China is the third most important art market by
value, replacing France, which has long held the coveted spot, after New
York and London, a leading economist has said.
A report by Dr Clare McAndrew, who runs a
research company Art Economics, commissioned by the organisers of The
European Fine Art Fair (Tefaf), Maastricht, and including both auction
and dealer data, found that by the end of 2006, China had already become
the fourth largest global art market by value, with a 5% share.

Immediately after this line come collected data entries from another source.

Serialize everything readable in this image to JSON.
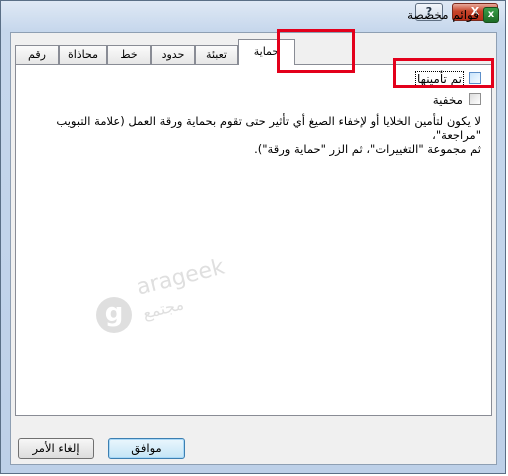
{
  "window": {
    "title": "قوائم مخصصة",
    "help_label": "?",
    "close_label": "X"
  },
  "tabs": [
    {
      "label": "رقم"
    },
    {
      "label": "محاذاة"
    },
    {
      "label": "خط"
    },
    {
      "label": "حدود"
    },
    {
      "label": "تعبئة"
    },
    {
      "label": "حماية",
      "active": true
    }
  ],
  "protection": {
    "locked_label": "تم تأمينها",
    "locked_checked": false,
    "hidden_label": "مخفية",
    "hidden_checked": false,
    "note_line1": "لا يكون لتأمين الخلايا أو لإخفاء الصيغ أي تأثير حتى تقوم بحماية ورقة العمل (علامة التبويب \"مراجعة\"،",
    "note_line2": "ثم مجموعة \"التغييرات\"، ثم الزر \"حماية ورقة\")."
  },
  "watermark": {
    "logo_letter": "g",
    "brand": "arageek",
    "sub": "مجتمع"
  },
  "buttons": {
    "ok_label": "موافق",
    "cancel_label": "إلغاء الأمر"
  },
  "colors": {
    "highlight": "#e3001b",
    "accent": "#3c7fb1"
  }
}
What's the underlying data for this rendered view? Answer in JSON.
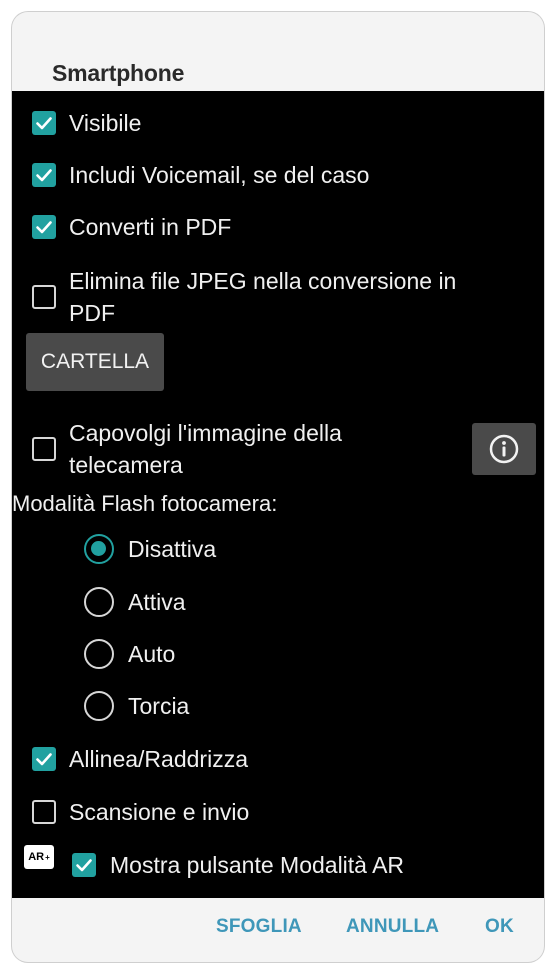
{
  "dialog": {
    "title": "Smartphone",
    "options": {
      "visibile": {
        "label": "Visibile",
        "checked": true
      },
      "voicemail": {
        "label": "Includi Voicemail, se del caso",
        "checked": true
      },
      "pdf": {
        "label": "Converti in PDF",
        "checked": true
      },
      "elimina": {
        "label_line1": "Elimina file JPEG nella conversione in",
        "label_line2": "PDF",
        "checked": false
      },
      "capovolgi": {
        "label_line1": "Capovolgi l'immagine della",
        "label_line2": "telecamera",
        "checked": false
      },
      "allinea": {
        "label": "Allinea/Raddrizza",
        "checked": true
      },
      "scansione": {
        "label": "Scansione e invio",
        "checked": false
      },
      "ar": {
        "label": "Mostra pulsante Modalità AR",
        "checked": true,
        "badge": "AR",
        "badge_sup": "+"
      }
    },
    "folder_button": "CARTELLA",
    "info_icon": "info-circle-icon",
    "flash": {
      "label": "Modalità Flash fotocamera:",
      "selected": "Disattiva",
      "choices": [
        "Disattiva",
        "Attiva",
        "Auto",
        "Torcia"
      ]
    },
    "footer": {
      "browse": "SFOGLIA",
      "cancel": "ANNULLA",
      "ok": "OK"
    }
  },
  "colors": {
    "accent": "#21a1a0",
    "footer_text": "#3f97b9",
    "button_bg": "#4a4a4a"
  }
}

The US,
UK and France were at 46%, 27% and 6% respectively.
The report did not go beyond 2006, but Dr McAndrew told The Art
Newspaper that "the trend has continued in 2007 and I would estimate
that China has now overtaken France." In 2005, China accounted for only
3.7% of the global market, according to analysis from Artprice.com,
whereas France was at 6.6%.
In the contemporary art market, the driver of the recent boom, China had
already taken over from France by the end of 2006 (February 2007, p46).
At this point, Dr McAndrew found, China had a 20% share of total sales,
the same as the UK.
The increasing presence of international galleries in Beijing, together
with initiatives such as the ShContemporary art fair, which launched in
Shanghai last year, are contributing to China's influence as a global
art market centre. "The international centres of art mirror the
international financial centres," said Robin Woodhead, chief executive
of Sotheby's International.
Auction prices have proved more lucrative in Hong Kong than in China for
the past few years. In 2007, Sotheby's and Christie's made around $800m
in the region, while their combined Paris salerooms made nearly half
that amount at around $440m. The priciest lot to sell at auction in Hong
Kong last year was Cai Guo-Qiang's Set of Fourteen Drawings for
Asia-Pacific Economic Cooperation, 2002, made with gunpowder and
depicting a 20 minute firework display commissioned by the Chinese
government. It sold at Christie's for HK$74.2m ($9.5m), setting a new
record for Chinese contemporary art at auction.
Hong Kong looks to be consolidating its global market position while
sale totals from Paris are closer in volume to other European regions,
such as Geneva and Amsterdam.
Christie's, which is owned by French luxury goods magnate François
Pinault, is the top auction house in France, but its Paris sales fell 6%
to $253m in 2007; Sotheby's saw its sales double to $167m.
"The French market is not just about auctions," said Jussi Pylkkanen,
president of Christie's Europe. "In the 20th century, France provided
the artists who are now the leading lights of the impressionist and
modern fields, and the heirs to their estates still live there. We
source a great number of works in France."